Plasma proteins: Unique biopharmaceuticals – Unique economics

Human plasma is used to prepare essential therapeutic products with unique features compared to traditional pharmaceutical products and other biopharmaceuticals. The raw material is inherently unique due to its human origin. The need to fulfill strict collection practices and testing, and the shrinking population of eligible donors, limit plasma availability and influence greatly the economics of the whole plasma industry. Consolidation in the industry has amplified and is making access to plasma, a highly valuable natural commodity, more difficult. In this industry, plasma has become the single most important factor of the cost of end-products. In addition, the fractionation of human plasma is a “cracking” process where manufacturing technologies must allow extracting an economically balanced portfolio of products with appropriate quality, safety, and recovery profiles. Over the years, although the size of production batches has generally increased (within limits accepted by regulatory authorities), the manufacturing costs of plasma products have increased as production methods have become more complex (in particular with the introduction of viral reduction treatments) and product recovery has been affected negatively (especially for coagulation factors).
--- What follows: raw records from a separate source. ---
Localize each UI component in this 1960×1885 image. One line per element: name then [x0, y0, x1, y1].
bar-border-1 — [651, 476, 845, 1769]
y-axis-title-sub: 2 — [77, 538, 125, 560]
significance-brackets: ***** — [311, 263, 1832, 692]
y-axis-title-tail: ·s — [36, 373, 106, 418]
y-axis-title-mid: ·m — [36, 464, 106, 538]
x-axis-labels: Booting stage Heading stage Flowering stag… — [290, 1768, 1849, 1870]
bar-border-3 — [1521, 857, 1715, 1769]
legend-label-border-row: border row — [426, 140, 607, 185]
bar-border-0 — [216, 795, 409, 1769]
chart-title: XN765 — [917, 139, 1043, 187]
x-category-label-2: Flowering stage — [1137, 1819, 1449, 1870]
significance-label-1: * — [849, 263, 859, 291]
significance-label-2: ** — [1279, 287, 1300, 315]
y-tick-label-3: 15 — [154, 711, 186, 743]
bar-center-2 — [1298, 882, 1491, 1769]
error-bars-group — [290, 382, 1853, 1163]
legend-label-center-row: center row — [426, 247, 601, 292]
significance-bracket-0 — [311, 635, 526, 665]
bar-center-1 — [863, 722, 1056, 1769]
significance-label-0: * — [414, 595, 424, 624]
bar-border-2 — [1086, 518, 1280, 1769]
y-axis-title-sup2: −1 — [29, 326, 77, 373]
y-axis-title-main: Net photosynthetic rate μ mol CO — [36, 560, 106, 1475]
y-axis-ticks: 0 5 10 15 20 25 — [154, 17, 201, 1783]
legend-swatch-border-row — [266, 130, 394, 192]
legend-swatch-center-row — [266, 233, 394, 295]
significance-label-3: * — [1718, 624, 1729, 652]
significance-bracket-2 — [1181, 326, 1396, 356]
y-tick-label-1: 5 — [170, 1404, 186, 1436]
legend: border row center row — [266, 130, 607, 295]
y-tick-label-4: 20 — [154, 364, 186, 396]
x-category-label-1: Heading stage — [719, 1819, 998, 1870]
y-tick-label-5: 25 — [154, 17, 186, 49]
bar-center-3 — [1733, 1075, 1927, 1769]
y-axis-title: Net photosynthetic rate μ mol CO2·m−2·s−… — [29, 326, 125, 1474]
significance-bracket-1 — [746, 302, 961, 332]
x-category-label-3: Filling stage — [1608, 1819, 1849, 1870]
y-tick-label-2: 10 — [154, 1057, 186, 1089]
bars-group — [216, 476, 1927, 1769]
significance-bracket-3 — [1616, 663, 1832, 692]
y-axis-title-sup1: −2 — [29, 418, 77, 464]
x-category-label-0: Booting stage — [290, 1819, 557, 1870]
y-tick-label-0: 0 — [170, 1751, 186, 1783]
Therefore (a) ensuring the production of at least 3 to 4 products from each batch of plasma and (b) economies of scale have been leading to major consolidation in this industry to ensure appropriate allocation of plasma and manufacturing costs. Efforts need to be pursued to improve the efficiency of the fractionation process, improve proteins recovery, and expand the universe of ailments treatable by niche plasma products to enhance plasma utilization and cost-sharing potentials. Historically, the supply of plasma products has never met the global needs and has averaged a 20–80% deficiency. To date, the inherent economical requirement to ensure a production balance of at least 3 or 4 products from plasma implies that with current fractionation technologies and current reimbursement practices, shortage of market-leading products, like immunoglobulins or alpha 1-antitrypsin, will continue if not worsen.